Thursday, August 6, 2009

what easy used to be

i had started this post late last night and my computer crashed halfway through. it will stay the same.


it's almost half past one in the morning and i haven't anything better to do than write. i am wide awake because i just got home from work. yes, i am employed once more. as i sit here with my cat lazily on my bed, though fearful of the golden beast downstairs, i think of new york. i think about how the moment i set foot on the pavement i was somewhere and anything i wanted was at my fingertips. want to go to columbia? take the subway at 42nd street to 116th street and you'll be steps from the journalism building erected by pulitzer himself. want to go to soho? make sure you walk down mulberry as far as you can go and you'll pass by chanel and burberry and come out to spring or broadway. the topshop is so fucking overrated in new york. little italy is beautiful and the waiters hustle you to get cheap lunch.

pictorials will do just fine for the rest of this.
mcdonald's sweet tea is not only overly sweet but dreadful and so huge!

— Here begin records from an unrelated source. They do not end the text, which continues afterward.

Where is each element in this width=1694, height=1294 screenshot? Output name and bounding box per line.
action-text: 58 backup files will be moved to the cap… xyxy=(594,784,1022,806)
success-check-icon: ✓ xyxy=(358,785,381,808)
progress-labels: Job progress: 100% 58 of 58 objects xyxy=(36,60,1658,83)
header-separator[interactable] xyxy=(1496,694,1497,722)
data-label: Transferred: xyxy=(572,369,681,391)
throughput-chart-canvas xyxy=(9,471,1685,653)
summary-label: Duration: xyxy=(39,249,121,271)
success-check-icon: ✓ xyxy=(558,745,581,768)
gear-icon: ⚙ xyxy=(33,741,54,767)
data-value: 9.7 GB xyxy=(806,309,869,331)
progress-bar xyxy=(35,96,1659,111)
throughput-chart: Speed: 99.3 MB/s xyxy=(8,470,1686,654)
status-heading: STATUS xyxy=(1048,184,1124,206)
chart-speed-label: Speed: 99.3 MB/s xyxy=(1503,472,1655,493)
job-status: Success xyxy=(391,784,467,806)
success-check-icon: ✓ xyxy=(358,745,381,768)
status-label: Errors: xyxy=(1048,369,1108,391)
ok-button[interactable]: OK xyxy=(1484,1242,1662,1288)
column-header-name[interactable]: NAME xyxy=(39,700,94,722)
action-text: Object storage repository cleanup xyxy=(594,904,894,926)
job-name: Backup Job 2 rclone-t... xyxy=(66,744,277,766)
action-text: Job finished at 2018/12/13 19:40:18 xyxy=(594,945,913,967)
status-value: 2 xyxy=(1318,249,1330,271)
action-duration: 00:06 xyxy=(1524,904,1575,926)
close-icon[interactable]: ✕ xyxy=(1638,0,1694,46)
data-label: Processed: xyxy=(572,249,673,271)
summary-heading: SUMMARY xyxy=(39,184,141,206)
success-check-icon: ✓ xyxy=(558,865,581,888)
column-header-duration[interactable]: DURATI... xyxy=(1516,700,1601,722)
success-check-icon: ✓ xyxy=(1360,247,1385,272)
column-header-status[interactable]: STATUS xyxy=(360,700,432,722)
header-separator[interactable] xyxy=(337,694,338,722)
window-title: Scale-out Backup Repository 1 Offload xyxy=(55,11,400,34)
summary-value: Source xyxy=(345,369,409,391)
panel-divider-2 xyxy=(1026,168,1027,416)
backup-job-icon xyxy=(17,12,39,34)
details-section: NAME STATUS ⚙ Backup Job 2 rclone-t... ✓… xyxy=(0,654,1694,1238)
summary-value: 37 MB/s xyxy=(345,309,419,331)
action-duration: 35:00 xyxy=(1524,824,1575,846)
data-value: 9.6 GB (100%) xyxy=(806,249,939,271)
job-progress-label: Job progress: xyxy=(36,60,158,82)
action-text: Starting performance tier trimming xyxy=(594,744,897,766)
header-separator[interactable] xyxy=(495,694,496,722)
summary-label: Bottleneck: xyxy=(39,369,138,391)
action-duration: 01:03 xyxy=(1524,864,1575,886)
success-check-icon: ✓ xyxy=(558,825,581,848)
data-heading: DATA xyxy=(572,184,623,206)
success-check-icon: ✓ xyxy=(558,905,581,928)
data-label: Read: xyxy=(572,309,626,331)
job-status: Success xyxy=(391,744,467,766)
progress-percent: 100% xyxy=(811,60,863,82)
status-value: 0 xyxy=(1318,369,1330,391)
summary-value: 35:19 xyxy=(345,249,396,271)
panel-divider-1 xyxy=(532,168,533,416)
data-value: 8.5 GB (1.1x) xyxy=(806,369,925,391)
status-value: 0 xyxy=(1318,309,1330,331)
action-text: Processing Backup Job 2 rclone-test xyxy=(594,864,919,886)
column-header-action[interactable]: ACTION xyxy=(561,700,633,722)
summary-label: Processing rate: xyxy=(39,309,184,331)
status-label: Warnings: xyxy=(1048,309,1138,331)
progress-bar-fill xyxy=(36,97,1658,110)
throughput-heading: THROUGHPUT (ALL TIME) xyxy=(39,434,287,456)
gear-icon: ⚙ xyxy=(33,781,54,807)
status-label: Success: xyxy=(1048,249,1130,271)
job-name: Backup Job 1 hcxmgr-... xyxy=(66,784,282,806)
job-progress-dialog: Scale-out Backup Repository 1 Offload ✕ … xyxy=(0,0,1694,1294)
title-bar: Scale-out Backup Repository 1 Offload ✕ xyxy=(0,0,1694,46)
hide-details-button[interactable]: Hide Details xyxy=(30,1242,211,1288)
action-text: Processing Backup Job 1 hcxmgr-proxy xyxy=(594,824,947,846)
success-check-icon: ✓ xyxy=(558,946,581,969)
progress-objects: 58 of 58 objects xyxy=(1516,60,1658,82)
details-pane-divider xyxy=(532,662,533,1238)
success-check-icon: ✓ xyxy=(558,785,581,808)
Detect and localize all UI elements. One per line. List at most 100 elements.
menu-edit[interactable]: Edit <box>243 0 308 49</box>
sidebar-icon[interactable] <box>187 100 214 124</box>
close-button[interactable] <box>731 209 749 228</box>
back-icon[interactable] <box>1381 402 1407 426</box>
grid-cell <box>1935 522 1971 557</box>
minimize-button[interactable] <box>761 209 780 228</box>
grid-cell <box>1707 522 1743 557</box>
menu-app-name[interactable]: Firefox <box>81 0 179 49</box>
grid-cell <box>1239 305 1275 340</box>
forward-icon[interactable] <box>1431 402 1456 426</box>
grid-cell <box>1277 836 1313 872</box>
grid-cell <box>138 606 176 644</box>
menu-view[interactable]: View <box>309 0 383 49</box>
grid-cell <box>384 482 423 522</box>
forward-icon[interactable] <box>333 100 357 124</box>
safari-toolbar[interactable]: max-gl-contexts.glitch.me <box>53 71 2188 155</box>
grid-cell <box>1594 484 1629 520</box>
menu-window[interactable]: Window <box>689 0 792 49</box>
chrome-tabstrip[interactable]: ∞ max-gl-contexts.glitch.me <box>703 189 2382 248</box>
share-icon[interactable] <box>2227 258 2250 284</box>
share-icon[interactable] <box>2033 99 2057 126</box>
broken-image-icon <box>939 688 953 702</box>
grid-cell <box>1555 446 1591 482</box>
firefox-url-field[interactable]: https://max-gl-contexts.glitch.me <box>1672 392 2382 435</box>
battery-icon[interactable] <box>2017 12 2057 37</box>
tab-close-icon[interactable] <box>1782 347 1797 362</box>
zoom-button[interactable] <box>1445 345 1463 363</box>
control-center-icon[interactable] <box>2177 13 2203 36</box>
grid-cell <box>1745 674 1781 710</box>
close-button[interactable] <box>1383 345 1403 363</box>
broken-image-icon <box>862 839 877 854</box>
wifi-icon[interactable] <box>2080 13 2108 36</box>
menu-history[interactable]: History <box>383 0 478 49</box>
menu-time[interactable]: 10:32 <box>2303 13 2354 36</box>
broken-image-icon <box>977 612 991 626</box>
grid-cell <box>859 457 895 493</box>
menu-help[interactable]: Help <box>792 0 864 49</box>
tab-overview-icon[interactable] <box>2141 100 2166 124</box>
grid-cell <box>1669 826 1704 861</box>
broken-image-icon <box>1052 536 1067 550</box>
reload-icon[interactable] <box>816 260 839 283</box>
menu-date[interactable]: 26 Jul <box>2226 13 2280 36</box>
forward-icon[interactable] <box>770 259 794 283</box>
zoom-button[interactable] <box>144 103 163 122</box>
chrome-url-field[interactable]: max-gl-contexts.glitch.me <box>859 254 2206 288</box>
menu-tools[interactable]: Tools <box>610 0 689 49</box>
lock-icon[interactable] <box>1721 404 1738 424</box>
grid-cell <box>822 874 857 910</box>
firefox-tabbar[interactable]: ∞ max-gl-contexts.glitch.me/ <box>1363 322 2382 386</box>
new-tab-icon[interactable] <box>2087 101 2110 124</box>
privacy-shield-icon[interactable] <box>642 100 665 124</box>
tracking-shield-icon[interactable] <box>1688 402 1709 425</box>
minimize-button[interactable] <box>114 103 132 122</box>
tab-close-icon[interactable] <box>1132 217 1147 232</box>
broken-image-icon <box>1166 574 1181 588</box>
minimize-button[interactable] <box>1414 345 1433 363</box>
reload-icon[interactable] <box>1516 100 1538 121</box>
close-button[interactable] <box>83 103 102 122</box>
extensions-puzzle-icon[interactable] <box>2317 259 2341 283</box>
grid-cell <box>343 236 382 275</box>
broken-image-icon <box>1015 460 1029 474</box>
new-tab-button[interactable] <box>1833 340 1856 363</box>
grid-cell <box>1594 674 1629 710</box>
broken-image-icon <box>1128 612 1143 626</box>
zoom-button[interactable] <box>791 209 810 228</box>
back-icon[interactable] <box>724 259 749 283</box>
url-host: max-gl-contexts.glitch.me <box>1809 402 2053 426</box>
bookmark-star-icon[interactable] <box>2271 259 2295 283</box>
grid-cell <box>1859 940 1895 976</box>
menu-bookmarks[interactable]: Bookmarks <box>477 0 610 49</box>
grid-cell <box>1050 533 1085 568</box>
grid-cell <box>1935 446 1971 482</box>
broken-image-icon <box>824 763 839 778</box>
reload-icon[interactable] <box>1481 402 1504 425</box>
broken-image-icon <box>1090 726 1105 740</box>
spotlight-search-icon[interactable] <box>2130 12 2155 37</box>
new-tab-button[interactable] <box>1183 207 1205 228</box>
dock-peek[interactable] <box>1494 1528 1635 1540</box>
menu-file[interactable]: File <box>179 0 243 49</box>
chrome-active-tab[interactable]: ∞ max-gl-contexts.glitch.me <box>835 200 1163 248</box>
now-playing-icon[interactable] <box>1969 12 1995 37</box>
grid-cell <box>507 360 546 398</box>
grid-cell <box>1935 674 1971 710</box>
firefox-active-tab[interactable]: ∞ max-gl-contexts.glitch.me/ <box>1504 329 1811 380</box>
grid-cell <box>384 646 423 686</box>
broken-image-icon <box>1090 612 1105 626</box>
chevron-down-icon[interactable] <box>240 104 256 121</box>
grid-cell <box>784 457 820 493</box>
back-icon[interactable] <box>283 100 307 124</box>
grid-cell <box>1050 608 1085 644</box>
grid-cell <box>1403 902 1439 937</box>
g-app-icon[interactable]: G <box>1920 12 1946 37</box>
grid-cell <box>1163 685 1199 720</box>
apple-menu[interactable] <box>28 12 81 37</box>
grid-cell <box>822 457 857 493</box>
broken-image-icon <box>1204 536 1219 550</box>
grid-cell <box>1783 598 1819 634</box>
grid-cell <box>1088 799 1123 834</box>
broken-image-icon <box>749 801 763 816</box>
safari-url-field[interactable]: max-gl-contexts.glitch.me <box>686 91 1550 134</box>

my view from here (milford plaza, floor 20)

our fantastic promenade

proper library, proper school

columbia's student newspaper. it's probably better than our record anyway

jack sparrow in central park asking for a few bucks


st. patrick's cathedral
my one rebellious act in a church?
taking my birth control pill

do the hustle in little italy

washington square park has been my favourite over central park

it's less crowded, especially on torrential downpour kind of days

au revoir

it takes going away from home to appreciate what you've got. it takes a trip to understand your place among everyone else and how easy it is to step away from it when you're not even there in the first place. easy for me, maybe not for you. but that doesn't really matter now, does it?